Yıl boyu çalışır, 2 haftalık izni beklersin. Hatta tüm yıl boyunca o 2 hafta için çalışırsın. Ben hiç böyle olmadım. Kendim ve hayallerim için çalıştığım için, uzaklaşma ve kafayı boşaltma kavramları bana hep Çince gibi geldi. Hala da öyle gelir.
Geride kalan 19 yılda pek çok kez tatil yaptım elbette. Ancak kendim için değil. Bekarken senede 2 kere çalışma tatiline giderdim. Ofis ortamından uzaklaşıp, sadece yeni projelere odaklanabileceğim düşünme molaları verirdim. Evlilik ve çocuktan sonra ise ailem için tatile gidiyorum. Tüm gezilerimde bavula koyduğum ilk şey laptop, beraberinde dosyalar ve birkaç iş kitabı oluyor.
İşkolik değilim hayalkoliğim
Size anlattıklarımı beyaz yakalılar anlayamaz. Hatta bazıları, aptal adam... Tatil ne demek anlayamamış diyebilirler.
Olaya bir de şöyle bakın...
Bu düşünce yapısının beni getirdiği yer şurası... Beni eleştiren beyaz yakalı arkadaşlarım, senede 15 gün tatil yapabilmek için çalışmak zorundalar. Çoğu teoride iyi kazanıyor. Ancak bir hafta daha tatil yap desen, çoğunun mazotu biter. Hatta aralarında tatile gitmek için kredi çekenler bile var.
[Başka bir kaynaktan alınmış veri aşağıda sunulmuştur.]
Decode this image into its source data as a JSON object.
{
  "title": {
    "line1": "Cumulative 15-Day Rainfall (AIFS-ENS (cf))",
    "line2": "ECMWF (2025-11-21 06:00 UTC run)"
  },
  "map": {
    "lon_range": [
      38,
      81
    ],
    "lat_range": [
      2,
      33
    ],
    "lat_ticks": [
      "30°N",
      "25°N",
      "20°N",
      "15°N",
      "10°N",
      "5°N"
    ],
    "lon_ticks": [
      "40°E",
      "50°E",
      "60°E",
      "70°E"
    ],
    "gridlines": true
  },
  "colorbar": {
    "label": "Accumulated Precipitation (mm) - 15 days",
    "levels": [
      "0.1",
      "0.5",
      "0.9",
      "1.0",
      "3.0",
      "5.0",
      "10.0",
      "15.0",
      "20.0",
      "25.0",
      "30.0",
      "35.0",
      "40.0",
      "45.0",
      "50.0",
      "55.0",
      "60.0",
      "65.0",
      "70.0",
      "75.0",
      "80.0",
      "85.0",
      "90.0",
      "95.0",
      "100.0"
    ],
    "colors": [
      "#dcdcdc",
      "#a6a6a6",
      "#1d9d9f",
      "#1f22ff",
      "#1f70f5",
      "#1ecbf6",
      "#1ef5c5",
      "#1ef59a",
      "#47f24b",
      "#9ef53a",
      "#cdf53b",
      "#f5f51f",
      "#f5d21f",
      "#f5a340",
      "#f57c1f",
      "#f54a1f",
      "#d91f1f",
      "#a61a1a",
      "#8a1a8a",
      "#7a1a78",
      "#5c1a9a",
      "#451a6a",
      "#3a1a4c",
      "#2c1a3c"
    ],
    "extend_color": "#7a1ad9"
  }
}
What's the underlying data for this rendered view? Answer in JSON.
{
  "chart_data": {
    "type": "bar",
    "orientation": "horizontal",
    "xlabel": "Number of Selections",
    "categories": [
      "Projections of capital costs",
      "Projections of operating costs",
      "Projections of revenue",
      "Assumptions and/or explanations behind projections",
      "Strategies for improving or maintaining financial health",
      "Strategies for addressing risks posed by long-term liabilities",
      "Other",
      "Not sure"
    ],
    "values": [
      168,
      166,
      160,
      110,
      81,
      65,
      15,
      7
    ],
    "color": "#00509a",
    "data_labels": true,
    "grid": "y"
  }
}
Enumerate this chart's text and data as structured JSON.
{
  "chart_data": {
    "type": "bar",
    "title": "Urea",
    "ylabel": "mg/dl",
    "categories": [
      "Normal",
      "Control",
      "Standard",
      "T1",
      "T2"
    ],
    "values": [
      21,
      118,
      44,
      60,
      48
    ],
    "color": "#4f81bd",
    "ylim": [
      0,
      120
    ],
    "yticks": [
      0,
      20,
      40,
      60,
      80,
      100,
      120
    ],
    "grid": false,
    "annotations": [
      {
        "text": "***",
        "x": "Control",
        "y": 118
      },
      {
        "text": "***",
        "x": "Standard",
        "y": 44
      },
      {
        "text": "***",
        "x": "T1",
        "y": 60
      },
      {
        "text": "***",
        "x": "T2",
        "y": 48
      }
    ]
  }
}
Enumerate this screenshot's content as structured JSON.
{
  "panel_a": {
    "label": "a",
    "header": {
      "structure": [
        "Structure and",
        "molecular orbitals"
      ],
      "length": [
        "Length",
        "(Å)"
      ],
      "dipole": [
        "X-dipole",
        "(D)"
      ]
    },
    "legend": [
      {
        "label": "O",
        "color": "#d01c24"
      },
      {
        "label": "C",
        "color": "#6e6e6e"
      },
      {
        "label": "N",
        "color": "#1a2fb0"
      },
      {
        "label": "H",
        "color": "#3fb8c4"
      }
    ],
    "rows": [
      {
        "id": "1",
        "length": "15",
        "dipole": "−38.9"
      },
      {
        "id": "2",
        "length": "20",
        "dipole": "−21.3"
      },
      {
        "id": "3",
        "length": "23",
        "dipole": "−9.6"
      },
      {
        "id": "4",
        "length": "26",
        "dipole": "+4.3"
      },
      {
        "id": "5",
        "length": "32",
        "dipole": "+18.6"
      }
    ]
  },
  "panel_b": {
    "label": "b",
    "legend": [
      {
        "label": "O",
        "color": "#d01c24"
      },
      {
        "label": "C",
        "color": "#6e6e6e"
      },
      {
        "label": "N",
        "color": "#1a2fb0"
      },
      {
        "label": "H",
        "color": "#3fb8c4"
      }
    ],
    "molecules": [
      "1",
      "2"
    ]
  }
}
Oysa ben senede 365 gün tatil yapabilecek noktadayım. Finansal açıdan %100 özgürüm. Ben 365 gün tatilde olsam bile tıkır tıkır çalışacak farklı gelir kaynaklarına sahibim. Uzun lafın kısası, onların gezmeye gittikleri yerlerde yaşayabilirim. Üstelik sürekli bir şekilde...
Yine de bugün alın beni tatile götürün... Gittiğimiz yer Cennet bile olsa 3 günden sonra gerilmeye başlarım. Rahat batar. Laptop'ı kumsala taşırım. Sağa sola telefon açmaya başlarım. Gece boyu eğlensek bile saati 07:00'a kurarım.
Bakın size bir sır vereyim...
10.000 kişiyi yöneten CEO'larla iş yaptım. Hepsi tatili çok severler. 10.000 kişiyi yöneten CEO'ların patronlarıyla, yani o şirketlerin kurucuları ve sahipleriyle de çalıştım. Hepsi tatilden nefret eder. Hatta çoğu tatil diye bir şey olduğuna inanmaz. Ancak yöneticilerinin bu alışkanlığından memnun olduklarını söylerler. Çünkü onların sunduğu limitli özgürlük, çalışanlarını işe bağlar ve onları şirkete muhtaç bırakır.
Benim düşünceme göre, hayali olanın tatili olmaz. Girişimci için iş ve tatil zamanı diye bir ayrım yoktur. Onlar hayat boyu tatil yapabilecekleri düzeni kurmakla meşguldür.